O álbum Outras caras também marcou o primeiro encontro de Leila Pinheiro, em disco, com a obra magistral de Guinga, compositor carioca que começava a ser revalorizado pela MPB naquele ano de 1991 por conta da nascente parceria com Aldir Blanc – obra à qual Leila dedicaria, cinco anos depois, um (grande) álbum, Catavento e girassol (1996), ponto de excelência na discografia da cantora.

De Guinga, Leila reviveu em Outras caras a canção Noturna (parceria com Paulo César Pinheiro, lançada em disco em 1987 na voz de Alaíde Costa) em clima camerístico – em gravação adornada somente com o toque do violão de Marco Pereira – e apresentou a inédita Esconjuro, música valorizada por uma daqueles letras despudoradas e arretadas típicas de Aldir Blanc, autor dos versos abafados pelas cordas do arranjo de Eduardo Souto Neto.

Com suntuosidade ainda maior, o pianista Luiz Avellar arranjou samba exuberante, Eu quero ser amada, com o qual Leila se reapresentou como compositora bissexta no arremate de Outras caras, disco no qual a cantora fez bater Coração vagabundo (Caetano Veloso, 1967) com arranjo de Roberto Menescal.

Mais marcante em Outras caras foi o registro de Serra do luar (1981), música do compositor Walter Franco (1945 – 2019) à qual a cantora acoplou os versos lapidares – "Tudo é uma questão de manter / A mente quieta / A espinha ereta / e o coração tranquilo" – de Coração tranquilo (1978) com a adesão vocal do próprio Walter Franco.

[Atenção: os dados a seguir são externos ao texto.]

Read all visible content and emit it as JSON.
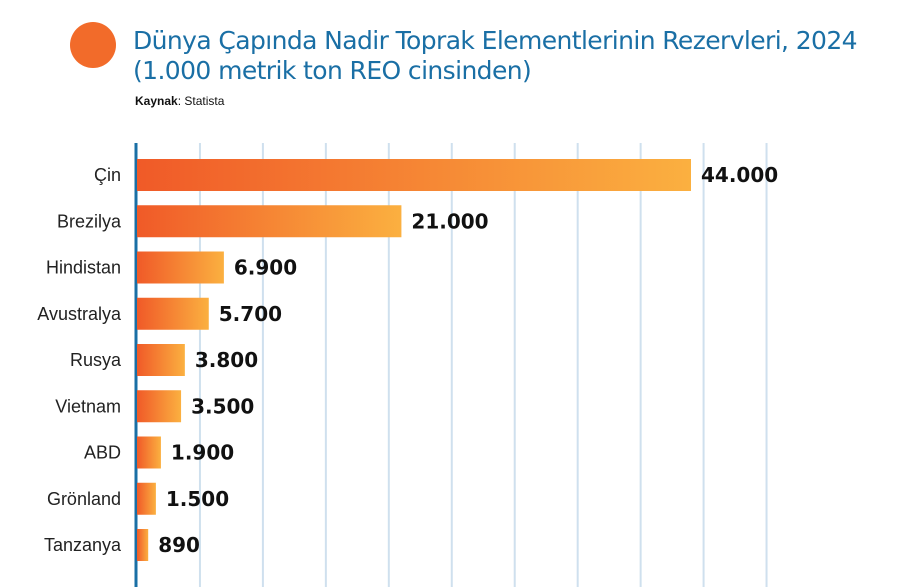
{
  "header": {
    "title_line1": "Dünya Çapında Nadir Toprak Elementlerinin Rezervleri, 2024",
    "title_line2": "(1.000 metrik ton REO cinsinden)",
    "source_label": "Kaynak",
    "source_sep": ": ",
    "source_value": "Statista"
  },
  "colors": {
    "title": "#1a6fa5",
    "dot": "#f26b2a",
    "bar_start": "#f05a28",
    "bar_end": "#fbb040",
    "grid": "#cfe0ee",
    "axis": "#1a6fa5"
  },
  "chart_data": {
    "type": "bar",
    "orientation": "horizontal",
    "categories": [
      "Çin",
      "Brezilya",
      "Hindistan",
      "Avustralya",
      "Rusya",
      "Vietnam",
      "ABD",
      "Grönland",
      "Tanzanya"
    ],
    "values": [
      44000,
      21000,
      6900,
      5700,
      3800,
      3500,
      1900,
      1500,
      890
    ],
    "value_labels": [
      "44.000",
      "21.000",
      "6.900",
      "5.700",
      "3.800",
      "3.500",
      "1.900",
      "1.500",
      "890"
    ],
    "title": "Dünya Çapında Nadir Toprak Elementlerinin Rezervleri, 2024 (1.000 metrik ton REO cinsinden)",
    "xlim": [
      0,
      50000
    ],
    "grid": true
  }
}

Disco que apontou caminhos para o canto de Leila Pinheiro, Outras caras também mostrou a estrada de onde a artista viera no medley que, em feitio de oração, emendou Bom dia, Belém (Edyr Proença e Adalcinda Camarão, 1979) com o tema sacro Vós sois o lírio mimoso (Euclides Farias em adaptação de Leila Pinheiro).

Ouvido quase 30 anos depois do lançamento, o álbum Outras caras é o retrato perene da face mais livre dessa grande cantora do Brasil nos horizontes do mundo.